Downstream Consumer Patterns for Stream Tables

Type: REPORT · Status: Exploration · Date: 2026-03-03

Problem Statement

Analysts query stream tables directly via SQL — that’s the simple case. But a growing class of consumers wants to be triggered when a stream table changes: push data to a cache layer, invalidate a CDN, update a search index, notify a microservice, or feed a downstream event pipeline.

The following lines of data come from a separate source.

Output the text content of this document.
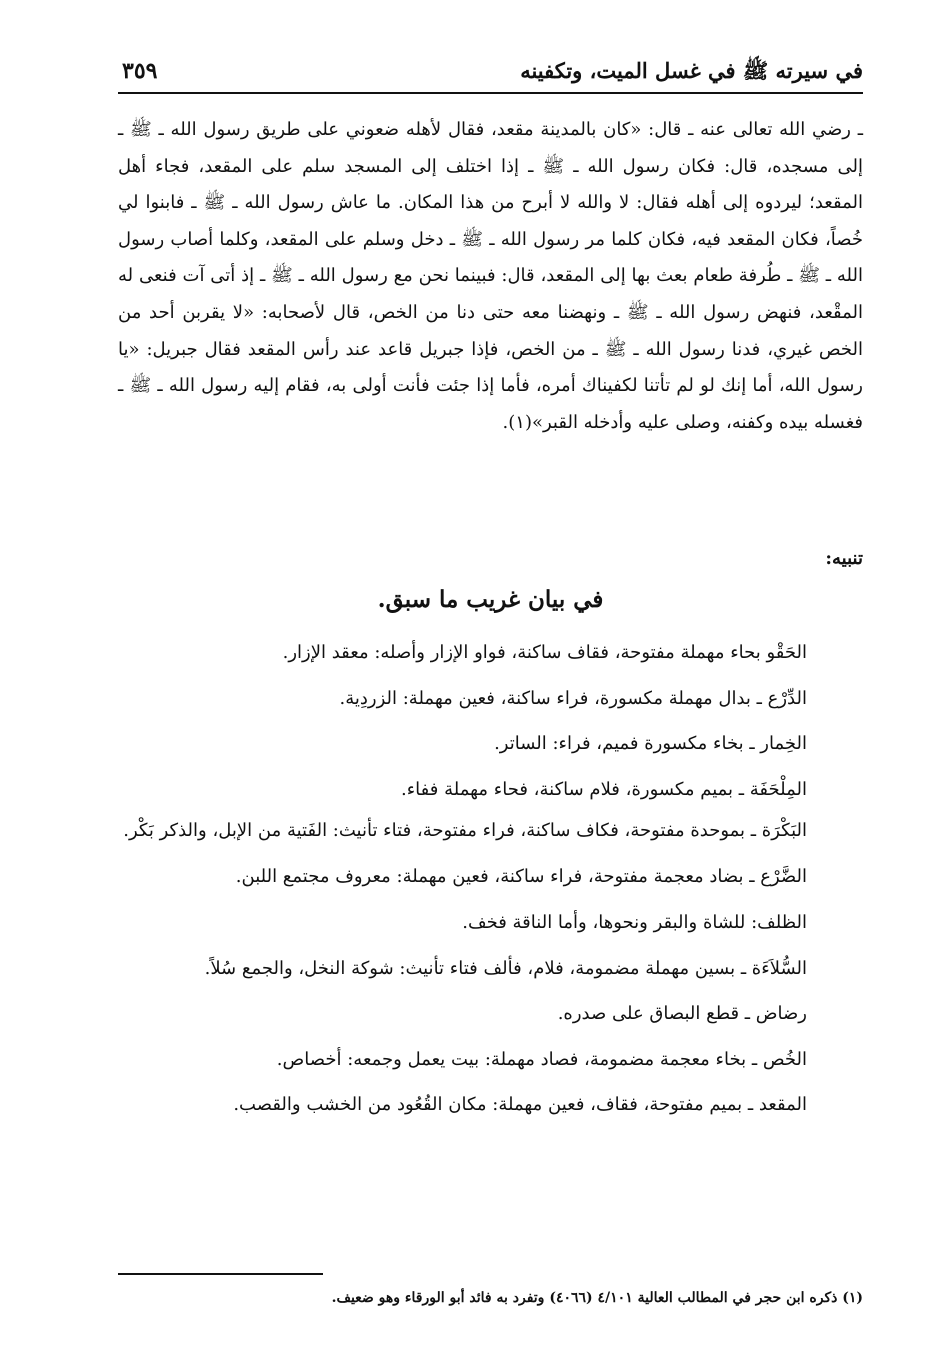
في سيرته ﷺ في غسل الميت، وتكفينه
٣٥٩

ـ رضي الله تعالى عنه ـ قال: «كان بالمدينة مقعد، فقال لأهله ضعوني على طريق رسول الله ـ ﷺ ـ إلى مسجده، قال: فكان رسول الله ـ ﷺ ـ إذا اختلف إلى المسجد سلم على المقعد، فجاء أهل المقعد؛ ليردوه إلى أهله فقال: لا والله لا أبرح من هذا المكان. ما عاش رسول الله ـ ﷺ ـ فابنوا لي خُصاً، فكان المقعد فيه، فكان كلما مر رسول الله ـ ﷺ ـ دخل وسلم على المقعد، وكلما أصاب رسول الله ـ ﷺ ـ طُرفة طعام بعث بها إلى المقعد، قال: فبينما نحن مع رسول الله ـ ﷺ ـ إذ أتى آت فنعى له المقْعد، فنهض رسول الله ـ ﷺ ـ ونهضنا معه حتى دنا من الخص، قال لأصحابه: «لا يقربن أحد من الخص غيري، فدنا رسول الله ـ ﷺ ـ من الخص، فإذا جبريل قاعد عند رأس المقعد فقال جبريل: «يا رسول الله، أما إنك لو لم تأتنا لكفيناك أمره، فأما إذا جئت فأنت أولى به، فقام إليه رسول الله ـ ﷺ ـ فغسله بيده وكفنه، وصلى عليه وأدخله القبر»(١).

تنبيه:
في بيان غريب ما سبق.
الحَقْو بحاء مهملة مفتوحة، فقاف ساكنة، فواو الإزار وأصله: معقد الإزار.
الدِّرْع ـ بدال مهملة مكسورة، فراء ساكنة، فعين مهملة: الزردِية.
الخِمار ـ بخاء مكسورة فميم، فراء: الساتر.
المِلْحَفَة ـ بميم مكسورة، فلام ساكنة، فحاء مهملة ففاء.
البَكْرَة ـ بموحدة مفتوحة، فكاف ساكنة، فراء مفتوحة، فتاء تأنيث: الفَتية من الإبل، والذكر بَكْر.
الضَّرْع ـ بضاد معجمة مفتوحة، فراء ساكنة، فعين مهملة: معروف مجتمع اللبن.
الظلف: للشاة والبقر ونحوها، وأما الناقة فخف.
السُّلاَءَة ـ بسين مهملة مضمومة، فلام، فألف فتاء تأنيث: شوكة النخل، والجمع سُلاً.
رضاض ـ قطع البصاق على صدره.
الخُص ـ بخاء معجمة مضمومة، فصاد مهملة: بيت يعمل وجمعه: أخصاص.
المقعد ـ بميم مفتوحة، فقاف، فعين مهملة: مكان القُعُود من الخشب والقصب.
(١) ذكره ابن حجر في المطالب العالية ٤/١٠١ (٤٠٦٦) وتفرد به فائد أبو الورقاء وهو ضعيف.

Today, pg_trickle’s value proposition stops at the materialized table. Getting changes out of that table to external systems is left to the user. This report explores what exists, what’s missing, and what options make sense.


What Already Exists

1. LISTEN/NOTIFY Alerts

pg_trickle emits PostgreSQL notifications on two channels:

pg_trickle_alert — operational events (JSON payloads):

Event Payload Fields When
refresh_completed stream_table, action, rows_inserted, rows_deleted, duration_ms After every successful refresh
refresh_failed stream_table, action, error After a failed refresh
stale_data stream_table, staleness_seconds Staleness exceeds 2× schedule
auto_suspended stream_table, consecutive_errors ST auto-suspended
resumed stream_table ST resumed
reinitialize_needed stream_table Upstream DDL detected

pgtrickle_refresh — emitted after FULL refresh when user triggers are present (contains stream_table, schema, mode, rows).

Verdict: Good for “something changed” signals. No row-level detail — the consumer knows that data changed and aggregate counts, but not what changed.

2. User Triggers on Stream Tables (Implemented)

When a DIFFERENTIAL-mode ST has user-defined row-level triggers, the refresh engine switches from MERGE to explicit DELETEUPDATEINSERT statements. This gives correct TG_OP, OLD, and NEW values.

  • Controlled by GUC: pg_trickle.user_triggers = auto | on | off
  • Works for DIFFERENTIAL mode only
  • FULL refresh suppresses user triggers (DISABLE TRIGGER USER) and emits a NOTIFY pgtrickle_refresh instead
  • Performance overhead: ~25–60% vs MERGE for triggered STs; zero for non-triggered STs

Verdict: The most powerful existing mechanism. Users can write an AFTER INSERT/UPDATE/DELETE trigger that does anything: insert into an audit table, call pg_notify() with row data, invoke pg_net for HTTP, etc.

3. Logical Replication from Stream Tables

Stream tables are standard heap tables. Users can set up logical replication:

CREATE PUBLICATION my_pub FOR TABLE public.order_totals;
-- Then: CREATE SUBSCRIPTION ... on the subscriber

Debezium, pgoutput, wal2json all work — stream tables are just tables.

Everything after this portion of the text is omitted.